Objective: The current study examined whether cancer survivors showed impairment, resilience, or growth responses relative to a sociodemographically matched sample in four domains: mental health and mood, psychological well-being, social well-being, and spirituality. The impact of aging on psychosocial adjustment was also investigated.
Design: Participants were 398 cancer survivors who were participants in the MIDUS survey (Midlife in the United States) and 796 matched respondents with no cancer history. Psychosocial assessments were completed in 1995-1996 and 2004-2006.
Main outcome measures: Outcomes including self-report measures of mental health and mood, psychological well-being, social well-being, and spirituality.

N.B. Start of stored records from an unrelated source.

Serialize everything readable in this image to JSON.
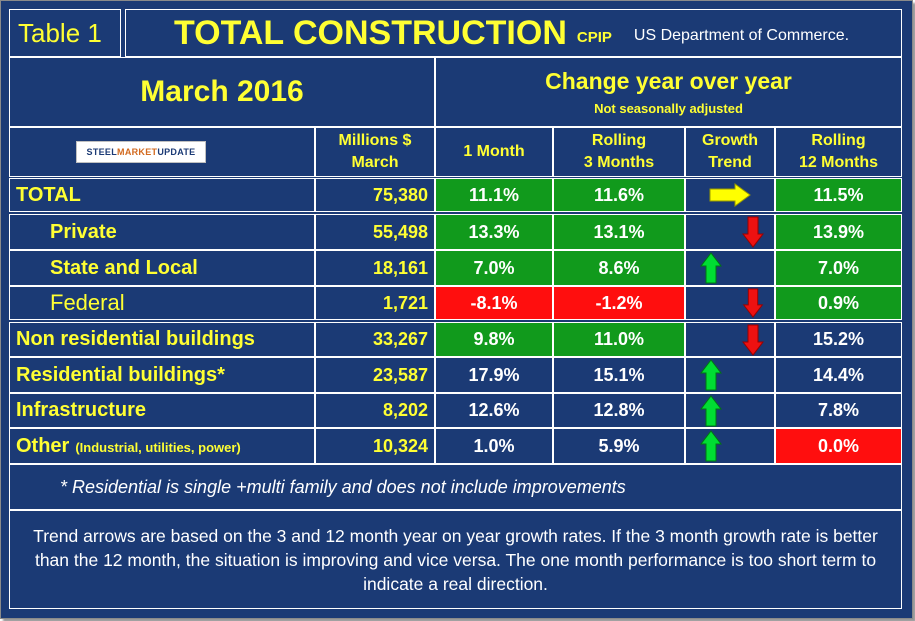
{
  "header": {
    "table_label": "Table 1",
    "title": "TOTAL CONSTRUCTION",
    "title_suffix": "CPIP",
    "source": "US Department of Commerce."
  },
  "subheader": {
    "period": "March 2016",
    "change_title": "Change year over year",
    "change_subtitle": "Not seasonally adjusted"
  },
  "logo_text": {
    "part1": "STEEL ",
    "part2": "MARKET",
    "part3": " UPDATE"
  },
  "columns": {
    "millions": "Millions $",
    "millions_sub": "March",
    "one_month": "1 Month",
    "rolling3": "Rolling",
    "rolling3_sub": "3 Months",
    "growth": "Growth",
    "growth_sub": "Trend",
    "rolling12": "Rolling",
    "rolling12_sub": "12 Months"
  },
  "rows": [
    {
      "label": "TOTAL",
      "millions": "75,380",
      "one_month": "11.1%",
      "rolling3": "11.6%",
      "trend": "right",
      "rolling12": "11.5%"
    },
    {
      "label": "Private",
      "millions": "55,498",
      "one_month": "13.3%",
      "rolling3": "13.1%",
      "trend": "down",
      "rolling12": "13.9%"
    },
    {
      "label": "State and Local",
      "millions": "18,161",
      "one_month": "7.0%",
      "rolling3": "8.6%",
      "trend": "up",
      "rolling12": "7.0%"
    },
    {
      "label": "Federal",
      "millions": "1,721",
      "one_month": "-8.1%",
      "rolling3": "-1.2%",
      "trend": "down",
      "rolling12": "0.9%"
    },
    {
      "label": "Non residential buildings",
      "millions": "33,267",
      "one_month": "9.8%",
      "rolling3": "11.0%",
      "trend": "down",
      "rolling12": "15.2%"
    },
    {
      "label": "Residential buildings*",
      "millions": "23,587",
      "one_month": "17.9%",
      "rolling3": "15.1%",
      "trend": "up",
      "rolling12": "14.4%"
    },
    {
      "label": "Infrastructure",
      "millions": "8,202",
      "one_month": "12.6%",
      "rolling3": "12.8%",
      "trend": "up",
      "rolling12": "7.8%"
    },
    {
      "label": "Other",
      "label_note": "(Industrial, utilities, power)",
      "millions": "10,324",
      "one_month": "1.0%",
      "rolling3": "5.9%",
      "trend": "up",
      "rolling12": "0.0%"
    }
  ],
  "footnote": "* Residential is single +multi family and does not include improvements",
  "explanation": "Trend arrows are based on the 3 and 12 month year on year growth rates. If the 3 month growth rate is better than the 12 month, the situation is improving and vice versa. The one month performance is too short term to indicate a real direction.",
  "colors": {
    "background": "#1b3a75",
    "label_yellow": "#ffff33",
    "positive_green": "#119a1c",
    "negative_red": "#ff0e0e",
    "arrow_up_green": "#00dd33",
    "arrow_down_red": "#ee1111",
    "arrow_right_yellow": "#ffff00"
  }
}
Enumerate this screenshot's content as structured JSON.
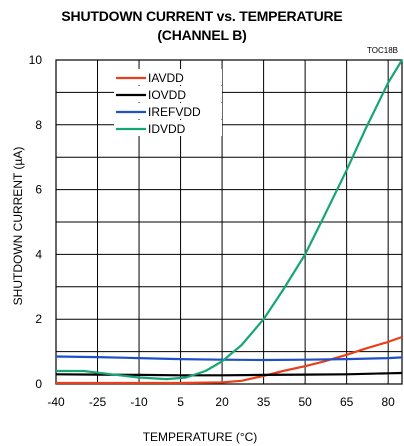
{
  "chart_data": {
    "type": "line",
    "title_line1": "SHUTDOWN CURRENT vs. TEMPERATURE",
    "title_line2": "(CHANNEL B)",
    "figure_id": "TOC18B",
    "xlabel": "TEMPERATURE (°C)",
    "ylabel": "SHUTDOWN CURRENT  (µA)",
    "xlim": [
      -40,
      85
    ],
    "ylim": [
      0,
      10
    ],
    "x_ticks": [
      -40,
      -25,
      -10,
      5,
      20,
      35,
      50,
      65,
      80
    ],
    "y_ticks": [
      0,
      2,
      4,
      6,
      8,
      10
    ],
    "grid": true,
    "legend_position": "top-left",
    "series": [
      {
        "name": "IAVDD",
        "color": "#e8401c",
        "points": [
          [
            -40,
            0.03
          ],
          [
            -25,
            0.03
          ],
          [
            -10,
            0.03
          ],
          [
            5,
            0.03
          ],
          [
            20,
            0.05
          ],
          [
            27,
            0.1
          ],
          [
            35,
            0.25
          ],
          [
            42,
            0.4
          ],
          [
            50,
            0.55
          ],
          [
            57,
            0.7
          ],
          [
            65,
            0.9
          ],
          [
            72,
            1.1
          ],
          [
            80,
            1.3
          ],
          [
            85,
            1.45
          ]
        ]
      },
      {
        "name": "IOVDD",
        "color": "#000000",
        "points": [
          [
            -40,
            0.3
          ],
          [
            -25,
            0.29
          ],
          [
            -10,
            0.28
          ],
          [
            5,
            0.27
          ],
          [
            20,
            0.27
          ],
          [
            35,
            0.28
          ],
          [
            50,
            0.29
          ],
          [
            65,
            0.3
          ],
          [
            80,
            0.33
          ],
          [
            85,
            0.34
          ]
        ]
      },
      {
        "name": "IREFVDD",
        "color": "#1f4fc9",
        "points": [
          [
            -40,
            0.85
          ],
          [
            -25,
            0.83
          ],
          [
            -10,
            0.8
          ],
          [
            5,
            0.77
          ],
          [
            20,
            0.75
          ],
          [
            35,
            0.74
          ],
          [
            50,
            0.75
          ],
          [
            65,
            0.77
          ],
          [
            80,
            0.8
          ],
          [
            85,
            0.82
          ]
        ]
      },
      {
        "name": "IDVDD",
        "color": "#17a673",
        "points": [
          [
            -40,
            0.4
          ],
          [
            -30,
            0.4
          ],
          [
            -20,
            0.3
          ],
          [
            -10,
            0.2
          ],
          [
            0,
            0.15
          ],
          [
            7,
            0.2
          ],
          [
            14,
            0.4
          ],
          [
            20,
            0.7
          ],
          [
            27,
            1.2
          ],
          [
            35,
            2.0
          ],
          [
            42,
            2.9
          ],
          [
            50,
            4.0
          ],
          [
            57,
            5.2
          ],
          [
            65,
            6.6
          ],
          [
            72,
            7.9
          ],
          [
            80,
            9.3
          ],
          [
            85,
            10.0
          ]
        ]
      }
    ]
  }
}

Results: Findings indicated that cancer survivors demonstrated impairment relative to the comparison group in mental health, mood, and some aspects of psychological well-being. Longitudinal analyses spanning pre- and postdiagnosis clarified that while mental health declined after a cancer diagnosis, poorer functioning in other domains existed prior to diagnosis. However, survivors exhibited resilient social well-being, spirituality, and personal growth. Moreover, age appeared to confer resiliency; older survivors were more likely than younger adults to show psychosocial functioning equivalent to their peers.
Conclusion: While younger survivors may be at risk for disturbances in mental health and mood, cancer survivors show resilience in other important domains of psychosocial adjustment.